I felt like the weight of the world had lifted off of my shoulders and I wanted everyone to know that I thought girls were beautiful. I came out right away, I felt like 22 years was enough time to hide this and feel ashamed, and I didn’t wanna do it anymore. I was lucky enough to have friends and family who opened their arms to this part of me and still loved me for all that I am.

My name is Luisa and I am a Lesbian. 🙂

Love has a short life, there is no limit to oblivion… But that’s the value of love.

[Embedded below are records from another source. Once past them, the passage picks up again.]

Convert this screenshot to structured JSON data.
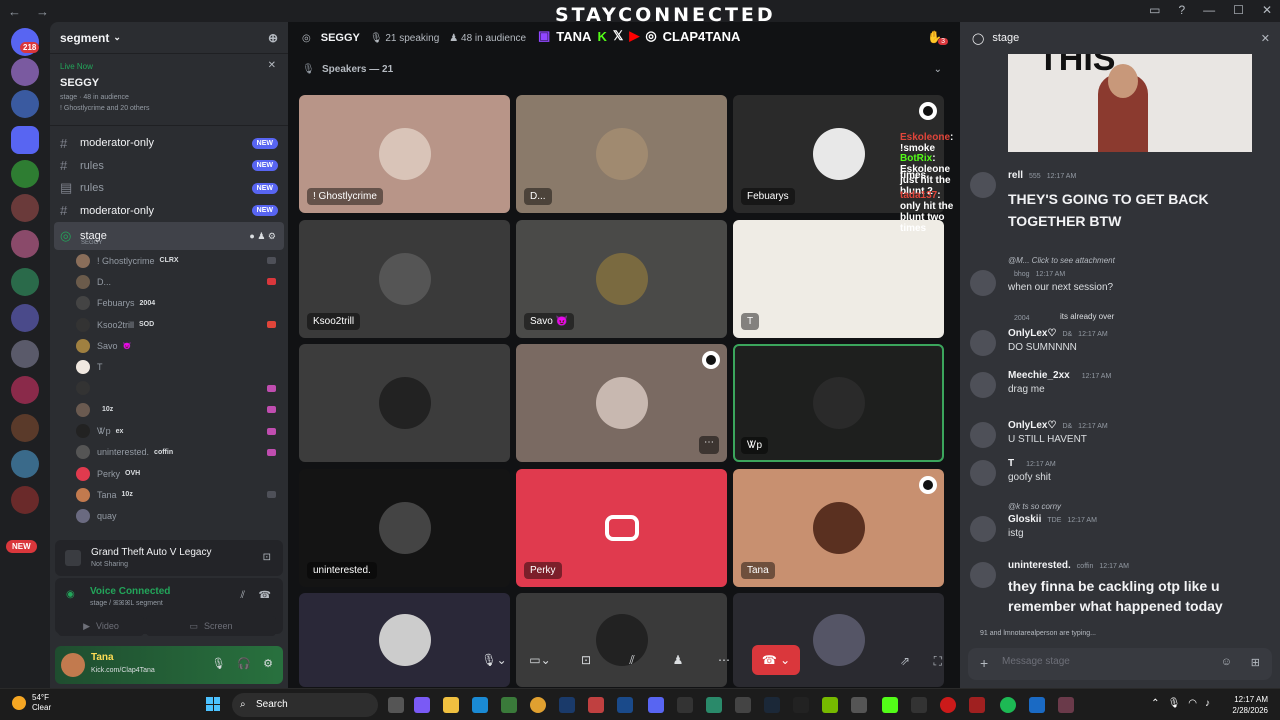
{
  "window": {
    "title": "STAYCONNECTED",
    "back": "←",
    "fwd": "→"
  },
  "guild": {
    "name": "segment",
    "add_icon": "+"
  },
  "live": {
    "label": "Live Now",
    "title": "SEGGY",
    "meta": "stage · 48 in audience",
    "meta2": "! Ghostlycrime and 20 others"
  },
  "channels": [
    {
      "name": "moderator-only",
      "badge": "NEW",
      "bold": true
    },
    {
      "name": "rules",
      "badge": "NEW",
      "bold": false
    },
    {
      "name": "rules",
      "badge": "NEW",
      "bold": false
    },
    {
      "name": "moderator-only",
      "badge": "NEW",
      "bold": true
    }
  ],
  "stage_channel": {
    "name": "stage",
    "sub": "SEGGY"
  },
  "voice_members": [
    {
      "name": "! Ghostlycrime",
      "tag": "CLRX",
      "color": "#8a6e5a"
    },
    {
      "name": "D...",
      "tag": "",
      "color": "#6b5b4b"
    },
    {
      "name": "Febuarys",
      "tag": "2004",
      "color": "#444"
    },
    {
      "name": "Ksoo2trill",
      "tag": "SOD",
      "color": "#333"
    },
    {
      "name": "Savo",
      "tag": "😈",
      "color": "#a08040"
    },
    {
      "name": "T",
      "tag": "",
      "color": "#f0e8e0"
    },
    {
      "name": "",
      "tag": "",
      "color": "#333"
    },
    {
      "name": "",
      "tag": "10z",
      "color": "#6a5a50"
    },
    {
      "name": "Ꮤp",
      "tag": "ex",
      "color": "#222"
    },
    {
      "name": "uninterested.",
      "tag": "coffin",
      "color": "#555"
    },
    {
      "name": "Perky",
      "tag": "OVH",
      "color": "#e03a4e"
    },
    {
      "name": "Tana",
      "tag": "10z",
      "color": "#c27a4e"
    },
    {
      "name": "quay",
      "tag": "",
      "color": "#6a6a80"
    }
  ],
  "game": {
    "title": "Grand Theft Auto V Legacy",
    "sub": "Not Sharing"
  },
  "voice": {
    "status": "Voice Connected",
    "sub": "stage / ꕤꕤꕤL segment",
    "video": "Video",
    "screen": "Screen"
  },
  "user": {
    "name": "Tana",
    "status": "Kick.com/Clap4Tana"
  },
  "stage_header": {
    "title": "SEGGY",
    "speaking": "21 speaking",
    "audience": "48 in audience",
    "hand_count": "3"
  },
  "stream_overlay": {
    "tw": "TANA",
    "handle": "CLAP4TANA"
  },
  "speakers_label": "Speakers — 21",
  "tiles": [
    {
      "name": "! Ghostlycrime",
      "bg": "#b89588",
      "pic": "#d9c4b8",
      "mod": false
    },
    {
      "name": "D...",
      "bg": "#8a7a6a",
      "pic": "#a08a70",
      "mod": false
    },
    {
      "name": "Febuarys",
      "bg": "#2a2a2a",
      "pic": "#e8e8e8",
      "mod": true
    },
    {
      "name": "Ksoo2trill",
      "bg": "#3a3a3a",
      "pic": "#555",
      "mod": false
    },
    {
      "name": "Savo 😈",
      "bg": "#4a4a48",
      "pic": "#7a6a40",
      "mod": false
    },
    {
      "name": "T",
      "bg": "#efece5",
      "pic": "#efece5",
      "mod": false
    },
    {
      "name": "",
      "bg": "#3c3c3c",
      "pic": "#222",
      "mod": false
    },
    {
      "name": "",
      "bg": "#7a6a62",
      "pic": "#c8b8b0",
      "mod": true
    },
    {
      "name": "Ꮤp",
      "bg": "#1e1f1e",
      "pic": "#2a2a2a",
      "mod": false
    },
    {
      "name": "uninterested.",
      "bg": "#141414",
      "pic": "#444",
      "mod": false
    },
    {
      "name": "Perky",
      "bg": "#e03a4e",
      "pic": "#e03a4e",
      "mod": false
    },
    {
      "name": "Tana",
      "bg": "#c89070",
      "pic": "#5a3020",
      "mod": true
    },
    {
      "name": "",
      "bg": "#2a2838",
      "pic": "#ccc",
      "mod": false
    },
    {
      "name": "",
      "bg": "#3a3a3a",
      "pic": "#222",
      "mod": false
    },
    {
      "name": "",
      "bg": "#2a2a30",
      "pic": "#556",
      "mod": false
    }
  ],
  "overlay_chat": [
    {
      "user": "Eskoleone",
      "text": ": !smoke",
      "color": "#e0453a"
    },
    {
      "user": "BotRix",
      "text": ": Eskoleone just hit the blunt 2",
      "color": "#53fc18"
    },
    {
      "user": "",
      "text": "times.",
      "color": "#fff"
    },
    {
      "user": "tada137",
      "text": ": only hit the blunt two times",
      "color": "#e0453a"
    }
  ],
  "chat_panel": {
    "title": "stage",
    "cam_text": "THIS",
    "overlay_msg": "THEY'S GOING TO GET BACK TOGETHER BTW",
    "messages": [
      {
        "reply": "",
        "user": "rell",
        "tag": "555",
        "time": "12:17 AM",
        "text": ""
      },
      {
        "reply": "@M... Click to see attachment",
        "user": "",
        "tag": "bhog",
        "time": "12:17 AM",
        "text": "when our next session?"
      },
      {
        "reply": "",
        "user": "",
        "tag": "2004",
        "time": "",
        "text": "its already over"
      },
      {
        "reply": "",
        "user": "OnlyLex♡",
        "tag": "D&",
        "time": "12:17 AM",
        "text": "DO SUMNNNN"
      },
      {
        "reply": "",
        "user": "Meechie_2xx",
        "tag": "",
        "time": "12:17 AM",
        "text": "drag me"
      },
      {
        "reply": "",
        "user": "OnlyLex♡",
        "tag": "D&",
        "time": "12:17 AM",
        "text": "U STILL HAVENT"
      },
      {
        "reply": "",
        "user": "T",
        "tag": "",
        "time": "12:17 AM",
        "text": "goofy shit"
      },
      {
        "reply": "@k ts so corny",
        "user": "Gloskii",
        "tag": "TDE",
        "time": "12:17 AM",
        "text": "istg"
      },
      {
        "reply": "",
        "user": "uninterested.",
        "tag": "coffin",
        "time": "12:17 AM",
        "text": "they finna be cackling otp like u remember what happened today"
      }
    ],
    "typing": "91 and lmnotarealperson are typing...",
    "input_placeholder": "Message stage"
  },
  "taskbar": {
    "temp": "54°F",
    "cond": "Clear",
    "search": "Search",
    "time": "12:17 AM",
    "date": "2/28/2026"
  }
}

Since childhood. But the realization and acceptance of myself came at a more conscious age. Now I’m happy about it. I’ve been living with the person I love for a few years now and the wonderful thing is that for her I was a revelation of her sexuality and an opportunity to realize that the world is not only black and white. I live in Russia, a country that tolerance and understanding of such I am not particularly different, there is still slipping the foundations of the past, and that’s probably a minus, but there are many like me that gradually we change the attitude to us.

I am a lesbian.

Hi, I’m Helen and I knew I liked girls to a different level probably in my 7th grade. I knew something was off and fell in love with one of my close friends during high school. At the time I didn’t know the word lesbian (I’m from Cambodia and only knew the word ‘gay’ which I thought can only be use for boys who love boys). So during college I met with my first girlfriend, we met through Facebook. We were together for two years then I broke up with her because I was too scared to get caught and also my parents at the time was forcing me to get married to a guy and I was fucked up inside the head. And I gave in to my parents and agreed to get married at the age of 25. I wasn’t happy, not at all. I lived my life in pretending to be happy. Then I got pregnant and gave birth to a beautiful boy. I got divorced when my son turned 3. I couldn’t stand living with a man anymore. My parents didn’t say anything to me but they are embarrassed that I became a widow. Through all these years I still don’t have the courage to come out. I’m now 28 years old and still living in fear of rejection and judgment from my family if they found out that I’m a lesbian. I don’t know if I will ever be brave to come out. I don’t think I can have a happy ending in this life. This is my story.